Trajectory-Level Optimization: Unlike previous works that used Grover's search for single-step action selection, this framework applies Grover's algorithm to search for optimal full-length trajectories in a multi-state, multi-step MDP.
Parallel Exploration: Leveraging quantum superposition to evaluate numerous state-action sequences and their outcomes simultaneously, significantly reducing the number of interactions required to learn a policy.

4. Results and Demonstrations

The authors validated the framework using the IBM Qiskit Aer simulator (statevector simulation) on a classical MDP with 4 states ( $s_0$ to $s_3$ ) and 2 actions ( $a_0, a_1$ ) over 3 time steps.

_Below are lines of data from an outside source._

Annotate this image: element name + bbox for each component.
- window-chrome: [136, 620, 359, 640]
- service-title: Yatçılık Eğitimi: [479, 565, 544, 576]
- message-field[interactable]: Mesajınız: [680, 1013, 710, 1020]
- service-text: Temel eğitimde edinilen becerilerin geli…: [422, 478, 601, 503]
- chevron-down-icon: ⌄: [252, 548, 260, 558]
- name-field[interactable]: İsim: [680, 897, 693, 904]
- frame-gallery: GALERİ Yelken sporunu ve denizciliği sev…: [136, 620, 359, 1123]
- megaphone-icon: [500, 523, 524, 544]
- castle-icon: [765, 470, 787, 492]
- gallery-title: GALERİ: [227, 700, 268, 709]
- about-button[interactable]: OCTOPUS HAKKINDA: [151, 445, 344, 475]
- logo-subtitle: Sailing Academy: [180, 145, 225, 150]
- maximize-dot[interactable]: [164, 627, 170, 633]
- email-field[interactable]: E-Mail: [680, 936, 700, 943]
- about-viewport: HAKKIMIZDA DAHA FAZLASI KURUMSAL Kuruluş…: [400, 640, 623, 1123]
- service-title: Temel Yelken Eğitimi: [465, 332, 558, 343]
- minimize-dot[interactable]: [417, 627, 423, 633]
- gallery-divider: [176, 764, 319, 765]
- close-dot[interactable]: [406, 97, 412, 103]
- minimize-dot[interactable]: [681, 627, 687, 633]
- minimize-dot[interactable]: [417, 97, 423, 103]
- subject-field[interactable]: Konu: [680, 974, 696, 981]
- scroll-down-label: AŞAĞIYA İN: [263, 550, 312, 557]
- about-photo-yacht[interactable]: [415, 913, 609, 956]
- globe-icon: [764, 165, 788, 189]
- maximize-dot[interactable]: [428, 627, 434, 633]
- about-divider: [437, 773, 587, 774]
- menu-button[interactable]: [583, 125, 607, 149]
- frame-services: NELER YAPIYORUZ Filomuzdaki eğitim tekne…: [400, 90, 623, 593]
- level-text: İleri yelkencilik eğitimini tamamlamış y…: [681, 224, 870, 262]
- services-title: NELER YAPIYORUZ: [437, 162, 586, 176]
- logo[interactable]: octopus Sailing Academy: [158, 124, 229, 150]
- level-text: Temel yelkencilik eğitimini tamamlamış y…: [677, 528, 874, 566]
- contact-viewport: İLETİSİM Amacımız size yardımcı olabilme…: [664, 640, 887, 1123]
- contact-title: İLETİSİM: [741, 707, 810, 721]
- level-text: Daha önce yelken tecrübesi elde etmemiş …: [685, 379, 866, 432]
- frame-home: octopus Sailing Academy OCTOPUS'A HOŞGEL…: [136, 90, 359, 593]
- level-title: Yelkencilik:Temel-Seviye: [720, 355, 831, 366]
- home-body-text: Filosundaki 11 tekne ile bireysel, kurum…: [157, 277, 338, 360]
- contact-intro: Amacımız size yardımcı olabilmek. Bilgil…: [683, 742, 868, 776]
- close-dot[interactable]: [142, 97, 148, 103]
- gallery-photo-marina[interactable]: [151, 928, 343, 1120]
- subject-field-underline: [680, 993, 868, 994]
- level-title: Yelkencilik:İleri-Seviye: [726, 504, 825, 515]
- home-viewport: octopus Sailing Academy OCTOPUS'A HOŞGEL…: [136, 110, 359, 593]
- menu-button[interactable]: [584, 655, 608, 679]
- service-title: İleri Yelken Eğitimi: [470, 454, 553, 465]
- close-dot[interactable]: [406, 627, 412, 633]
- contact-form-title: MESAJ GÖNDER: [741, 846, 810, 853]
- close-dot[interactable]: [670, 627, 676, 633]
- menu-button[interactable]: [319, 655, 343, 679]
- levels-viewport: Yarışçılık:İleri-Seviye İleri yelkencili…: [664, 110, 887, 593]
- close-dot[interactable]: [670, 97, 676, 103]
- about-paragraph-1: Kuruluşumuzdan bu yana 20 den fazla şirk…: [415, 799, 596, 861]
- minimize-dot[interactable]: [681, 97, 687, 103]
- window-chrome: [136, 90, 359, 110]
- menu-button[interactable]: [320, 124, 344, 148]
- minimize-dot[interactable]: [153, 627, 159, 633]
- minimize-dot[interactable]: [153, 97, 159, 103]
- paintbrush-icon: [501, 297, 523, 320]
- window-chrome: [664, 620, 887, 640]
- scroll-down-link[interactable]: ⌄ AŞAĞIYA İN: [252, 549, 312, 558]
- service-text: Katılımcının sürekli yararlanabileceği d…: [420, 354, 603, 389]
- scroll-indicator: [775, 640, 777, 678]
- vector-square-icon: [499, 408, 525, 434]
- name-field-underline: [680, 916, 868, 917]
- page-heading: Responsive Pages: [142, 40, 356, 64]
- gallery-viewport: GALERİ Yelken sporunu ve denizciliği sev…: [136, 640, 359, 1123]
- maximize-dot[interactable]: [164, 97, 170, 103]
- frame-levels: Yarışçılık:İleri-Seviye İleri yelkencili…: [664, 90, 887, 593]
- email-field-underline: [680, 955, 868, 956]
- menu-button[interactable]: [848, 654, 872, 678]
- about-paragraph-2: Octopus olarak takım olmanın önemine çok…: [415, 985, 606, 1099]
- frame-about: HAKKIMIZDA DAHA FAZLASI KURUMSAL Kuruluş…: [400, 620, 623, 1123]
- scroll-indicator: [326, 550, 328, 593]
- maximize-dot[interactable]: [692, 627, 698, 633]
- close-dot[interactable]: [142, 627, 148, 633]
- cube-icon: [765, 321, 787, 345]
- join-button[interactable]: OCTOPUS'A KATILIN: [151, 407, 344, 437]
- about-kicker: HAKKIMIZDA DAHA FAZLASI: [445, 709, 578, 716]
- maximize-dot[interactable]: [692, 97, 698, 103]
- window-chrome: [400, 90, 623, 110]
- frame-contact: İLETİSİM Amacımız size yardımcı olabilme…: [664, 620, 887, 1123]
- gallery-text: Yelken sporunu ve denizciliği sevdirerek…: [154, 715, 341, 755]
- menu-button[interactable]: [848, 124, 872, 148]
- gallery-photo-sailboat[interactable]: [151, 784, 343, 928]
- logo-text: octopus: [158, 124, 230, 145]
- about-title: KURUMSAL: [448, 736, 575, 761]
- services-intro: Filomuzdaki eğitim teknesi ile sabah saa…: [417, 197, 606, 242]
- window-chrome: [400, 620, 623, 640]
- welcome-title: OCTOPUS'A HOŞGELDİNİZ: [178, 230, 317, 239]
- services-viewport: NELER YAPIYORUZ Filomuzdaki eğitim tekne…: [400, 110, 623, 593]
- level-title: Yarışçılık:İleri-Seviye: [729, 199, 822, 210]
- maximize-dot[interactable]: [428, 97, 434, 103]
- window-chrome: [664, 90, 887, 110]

Validation of Dynamics: The quantum circuit successfully reproduced the state transition probabilities and reward distributions of the classical MDP, confirmed via heat-maps and sample distributions.
Scenario 1 (Fixed Start): Starting from $s_0$ $s_{0}$ and terminating at $s_3$ $s_{3}$ , Grover's search identified two optimal trajectories with a maximum return of 8. The most frequent optimal trajectory was sampled 20 times.
- Comparison: Classical Q-learning required iterative updates to converge to the same optimal policy (Action $a_0$ at $s_0$ , $a_1$ at $s_2, s_3$ ). The quantum approach found this solution in a single search phase.
Scenario 2 (Variable Start): Starting from any state with equal probability, Grover's search identified trajectories maximizing the return (9). The algorithm correctly identified that action $a_1$ is optimal for all states in this scenario.
Efficiency: The quantum method achieved the same optimal policies as classical Q-learning but demonstrated the potential for sample efficiency (evaluating all paths in parallel) and computational speedup via Grover's search (finding the max in $\sqrt{N}$ steps).

5. Significance and Future Outlook

Theoretical Advancement: This work bridges the gap between theoretical quantum algorithms and practical RL by providing a complete, end-to-end quantum framework. It demonstrates that complex decision-making tasks can be solved without classical intervention.
Practical Applications: The authors highlight potential applications in:
- Autonomous Driving: Simultaneous evaluation of multiple driving trajectories for collision avoidance.
- Healthcare: Parallel evaluation of treatment plans to identify the most effective therapy.
- Finance: Real-time optimization of investment portfolios by rapidly identifying high-return paths.
Future Directions: The authors suggest future work should focus on scaling to larger state spaces (optimizing qubit usage), developing oracles that do not require prior knowledge of the maximum return, and exploring alternative search algorithms beyond Grover's.

In conclusion, this paper presents a robust proof-of-concept for Quantum Reinforcement Learning (QRL), demonstrating that a fully quantum approach can effectively model MDPs, calculate returns, and optimize policies with inherent advantages in parallelism and search efficiency over classical methods.